As early as April, she suffered a seizure and her parents rushed her to the hospital. Doctors found a blood clot in her brain and said she had low platelet counts. She was diagnosed with thrombosis with thrombocytopenia syndrome (TTS), which at the time was only associated with the AstraZeneca vaccine. The condition, which causes blood clots in the brain, affected only 57 patients out of 18 million who received the J&J vaccine in early February.
“In the beginning, when I was in the hospital, I couldn’t move literally anything,” Burke told the Las Vegas Review-Journal earlier this month. “And my parents didn’t know I was even there, that I wasn’t a vegetable until I stuck out my tongue.”
Now Burke can eat a sandwich, but he can’t write alone and he’s learning how to walk up and down stairs. She can now walk four to six steps alone. It uses a cane or walker and a leg brace and can walk about 300 steps for 10 steps at a time.
“It’s not the most beautiful thing you’ve ever seen, but I can do it.

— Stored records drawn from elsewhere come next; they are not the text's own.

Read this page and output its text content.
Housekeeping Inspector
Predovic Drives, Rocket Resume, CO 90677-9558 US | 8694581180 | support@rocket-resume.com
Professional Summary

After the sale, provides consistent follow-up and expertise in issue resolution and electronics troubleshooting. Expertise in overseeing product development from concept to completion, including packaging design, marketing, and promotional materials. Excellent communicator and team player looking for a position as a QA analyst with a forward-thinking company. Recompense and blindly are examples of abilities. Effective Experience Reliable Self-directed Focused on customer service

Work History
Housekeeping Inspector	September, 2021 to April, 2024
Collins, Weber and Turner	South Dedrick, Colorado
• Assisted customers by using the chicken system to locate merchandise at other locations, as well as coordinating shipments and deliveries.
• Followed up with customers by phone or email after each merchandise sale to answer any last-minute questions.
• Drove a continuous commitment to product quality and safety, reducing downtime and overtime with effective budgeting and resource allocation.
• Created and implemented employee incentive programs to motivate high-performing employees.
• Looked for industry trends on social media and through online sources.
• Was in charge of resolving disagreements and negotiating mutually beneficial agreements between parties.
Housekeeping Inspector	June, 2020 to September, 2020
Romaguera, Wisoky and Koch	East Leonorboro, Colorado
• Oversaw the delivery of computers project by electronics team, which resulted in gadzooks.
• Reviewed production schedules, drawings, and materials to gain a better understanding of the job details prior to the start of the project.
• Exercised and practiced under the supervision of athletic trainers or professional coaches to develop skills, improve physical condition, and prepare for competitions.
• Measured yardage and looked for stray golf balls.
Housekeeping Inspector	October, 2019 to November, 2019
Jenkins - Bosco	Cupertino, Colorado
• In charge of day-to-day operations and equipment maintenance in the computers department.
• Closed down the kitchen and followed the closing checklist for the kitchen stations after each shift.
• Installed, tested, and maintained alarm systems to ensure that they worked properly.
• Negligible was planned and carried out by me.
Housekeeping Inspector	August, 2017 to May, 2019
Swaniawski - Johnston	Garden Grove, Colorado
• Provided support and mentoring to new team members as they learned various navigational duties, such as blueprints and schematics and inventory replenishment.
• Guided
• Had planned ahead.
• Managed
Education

So I prefer to be able to do it without these things, “she told the Las Vegas Review-Journal.
She still has only limited movement in her arms, with her right arm 10 to 15 percent of normal range and her left arm 1 to 2 percent.
Burke suffers from a blood clot in his brain after receiving the J&J vaccine, a condition that has affected only 57 of the 18 million patients who received the company’s vaccine
Burke (pictured front left in 2017) volunteered at a crèche at his church before the incident
Three months after her brain surgery, she was still unable to walk and had limited movements on her left side.
When Burke, who was taken to California for hospital treatment, returned to Nevada, she went to a family friend’s home with easy access to a shower. Her parents’ home is not wheelchair accessible.
A GoFundMe was created to help cover Burke’s medical expenses, which are about $ 2.5 million to $ 3 million, according to the Las Vegas Review. Since then, fundraising has raised nearly $ 72,000 from its $ 100,000 target.